Peter chose to do a post-grad in opto-electronics at Queen’s University in Belfast (QUB) after graduation. This was a hot area at the time, back in 1996, and he learned about fibre optics, lasers, CCD cameras and the like. It was also a stimulating time to be in Belfast, and he was there for the signing of the Good Friday Agreement in 1998. He came first in his class, and was offered a PhD at QUB. The clincher was that the PhD would involve travel and interaction with NASA’s Goodard Flight Centre.

The PhD was in Solar Physics, and involved using NASA’s SOHO spacecraft to make measurements of the Sun’s atmosphere. He worked closely with engineers and scientists based at the SOHO control centre. Then, following the completion of his PhD he was offered a job by NASA at Goddard. A career in NASA beckoned.

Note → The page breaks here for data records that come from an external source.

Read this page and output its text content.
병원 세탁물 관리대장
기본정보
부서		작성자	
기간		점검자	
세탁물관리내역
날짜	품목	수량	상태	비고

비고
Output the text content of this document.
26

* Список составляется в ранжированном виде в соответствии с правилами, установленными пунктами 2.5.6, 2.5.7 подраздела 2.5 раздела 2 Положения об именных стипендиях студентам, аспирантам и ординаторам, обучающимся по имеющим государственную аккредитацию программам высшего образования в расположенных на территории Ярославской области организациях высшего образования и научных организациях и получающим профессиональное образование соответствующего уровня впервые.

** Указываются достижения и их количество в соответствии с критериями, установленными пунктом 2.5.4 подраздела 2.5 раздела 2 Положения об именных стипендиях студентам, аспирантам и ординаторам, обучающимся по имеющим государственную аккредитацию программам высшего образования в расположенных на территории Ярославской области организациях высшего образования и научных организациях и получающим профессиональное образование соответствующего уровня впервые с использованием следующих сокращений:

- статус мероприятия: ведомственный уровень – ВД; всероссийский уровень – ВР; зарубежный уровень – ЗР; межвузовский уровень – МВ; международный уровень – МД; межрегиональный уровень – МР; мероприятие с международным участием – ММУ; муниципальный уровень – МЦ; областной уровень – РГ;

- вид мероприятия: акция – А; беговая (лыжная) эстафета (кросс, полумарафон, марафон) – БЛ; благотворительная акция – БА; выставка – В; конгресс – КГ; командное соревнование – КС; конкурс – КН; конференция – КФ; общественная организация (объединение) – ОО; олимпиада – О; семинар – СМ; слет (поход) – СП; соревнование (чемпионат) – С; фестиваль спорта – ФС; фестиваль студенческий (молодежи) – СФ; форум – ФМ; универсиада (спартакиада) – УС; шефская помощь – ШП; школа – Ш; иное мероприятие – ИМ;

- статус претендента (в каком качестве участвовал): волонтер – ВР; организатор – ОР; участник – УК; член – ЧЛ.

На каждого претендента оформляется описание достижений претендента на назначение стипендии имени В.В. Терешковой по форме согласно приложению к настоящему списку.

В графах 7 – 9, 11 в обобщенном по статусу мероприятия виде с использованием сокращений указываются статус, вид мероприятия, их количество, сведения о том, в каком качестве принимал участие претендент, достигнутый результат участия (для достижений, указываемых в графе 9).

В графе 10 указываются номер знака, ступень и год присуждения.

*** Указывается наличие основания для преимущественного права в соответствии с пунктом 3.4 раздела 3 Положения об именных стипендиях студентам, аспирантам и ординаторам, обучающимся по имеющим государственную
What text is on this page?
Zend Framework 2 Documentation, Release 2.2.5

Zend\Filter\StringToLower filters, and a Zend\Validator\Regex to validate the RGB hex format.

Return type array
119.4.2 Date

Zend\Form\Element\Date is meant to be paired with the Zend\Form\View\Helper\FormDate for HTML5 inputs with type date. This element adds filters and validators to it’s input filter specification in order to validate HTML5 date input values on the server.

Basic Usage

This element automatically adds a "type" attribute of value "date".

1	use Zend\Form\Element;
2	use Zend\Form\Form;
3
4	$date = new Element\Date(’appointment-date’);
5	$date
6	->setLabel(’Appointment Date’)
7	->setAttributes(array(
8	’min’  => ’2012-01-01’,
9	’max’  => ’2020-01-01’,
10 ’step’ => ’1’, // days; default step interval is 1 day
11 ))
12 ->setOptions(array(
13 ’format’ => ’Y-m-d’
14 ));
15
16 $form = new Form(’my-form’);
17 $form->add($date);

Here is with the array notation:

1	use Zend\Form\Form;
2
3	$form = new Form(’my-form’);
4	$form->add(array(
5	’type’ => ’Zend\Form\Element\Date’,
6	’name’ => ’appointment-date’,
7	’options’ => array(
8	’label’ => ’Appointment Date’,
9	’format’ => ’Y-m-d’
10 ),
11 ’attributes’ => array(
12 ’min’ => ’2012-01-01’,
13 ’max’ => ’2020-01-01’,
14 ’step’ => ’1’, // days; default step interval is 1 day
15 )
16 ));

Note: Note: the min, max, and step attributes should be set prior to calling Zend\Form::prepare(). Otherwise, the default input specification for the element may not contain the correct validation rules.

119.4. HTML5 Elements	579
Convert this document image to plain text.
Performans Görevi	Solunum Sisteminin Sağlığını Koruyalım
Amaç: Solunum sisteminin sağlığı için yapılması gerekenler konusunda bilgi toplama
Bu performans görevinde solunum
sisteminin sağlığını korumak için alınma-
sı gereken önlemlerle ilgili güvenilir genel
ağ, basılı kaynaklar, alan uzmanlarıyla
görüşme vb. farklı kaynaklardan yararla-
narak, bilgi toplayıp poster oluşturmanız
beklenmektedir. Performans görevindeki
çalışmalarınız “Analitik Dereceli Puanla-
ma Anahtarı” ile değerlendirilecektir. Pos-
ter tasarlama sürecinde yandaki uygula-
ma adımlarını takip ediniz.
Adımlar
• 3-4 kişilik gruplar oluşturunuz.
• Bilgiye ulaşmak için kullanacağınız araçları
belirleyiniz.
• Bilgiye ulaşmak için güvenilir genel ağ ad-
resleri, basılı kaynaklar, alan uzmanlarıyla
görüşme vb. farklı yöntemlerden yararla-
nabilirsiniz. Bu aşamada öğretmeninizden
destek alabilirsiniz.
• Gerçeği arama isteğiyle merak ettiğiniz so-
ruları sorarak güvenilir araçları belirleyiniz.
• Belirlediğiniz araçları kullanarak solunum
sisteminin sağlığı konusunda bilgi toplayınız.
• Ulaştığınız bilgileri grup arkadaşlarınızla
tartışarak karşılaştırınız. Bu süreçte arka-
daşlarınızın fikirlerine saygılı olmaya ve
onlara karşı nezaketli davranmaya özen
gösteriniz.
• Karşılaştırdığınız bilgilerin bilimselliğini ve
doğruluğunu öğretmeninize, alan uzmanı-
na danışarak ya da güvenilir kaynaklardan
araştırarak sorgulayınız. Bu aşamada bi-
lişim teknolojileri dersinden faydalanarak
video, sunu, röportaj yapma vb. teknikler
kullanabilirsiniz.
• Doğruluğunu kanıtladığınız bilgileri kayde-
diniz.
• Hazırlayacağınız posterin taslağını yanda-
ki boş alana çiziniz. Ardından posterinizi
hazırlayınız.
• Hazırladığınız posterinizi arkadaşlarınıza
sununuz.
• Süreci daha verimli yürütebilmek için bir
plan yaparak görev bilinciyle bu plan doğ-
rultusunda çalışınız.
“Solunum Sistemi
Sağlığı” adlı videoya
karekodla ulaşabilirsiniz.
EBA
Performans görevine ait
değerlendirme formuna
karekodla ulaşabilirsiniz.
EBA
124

However, after three years working as a senior scientist with NASA he decided he wanted to come home. Why would he leave what many would consider a dream job and come back to Ireland? “How the hell knows,” he answered (laughing). But, the decision was taken for very clear reasons, and he believes it was best for his career. At NASA, he would have gone up the ladder in a big organisation, and could have ended up managing a spacecraft, for example. But there were few opportunities for research.

“It was a dream job at Goddard, but there was a barrier to me scientifically to be honest. I wanted to set up a research group that answer questions like, how the Sun produces explosions and solar flares? How  do they affect the Earth when they go off?” He returned to Ireland in 2006, and first lectured at UCD. Then came the chance to set up a group at TCD, he took it and now he is doing exactly what he wants to do.

“I am constantly changed and have the opportunity to pursue my own interests. If you are driven by a question, then as an academic scientist you have the luxury to pursue that question. The travel is the fluff. I travel to Hawaii for meetings, but the stuff that keeps you awake at night, the science paper beside the bed because you don’t understand something – that’s the joy of the discovery of new things.”

The advice Peter would give to students considering science is that, aside from the academic life, there are many career options, and many of them are rewarding. A recent astrophysics graduate of his, he said, is now working in a financial trading firm. There is the IT sector, or teaching, or jobs in Ireland growing space industry.

He finishes on an optimistic note, from a person that describes himself as ‘an unrelenting optimist”. “I am very optimistic about the future for Ireland. I think we are going to explore new markets, new science and that ultimately that will bring growth and employment back to Ireland. I am very positive about the next five years.”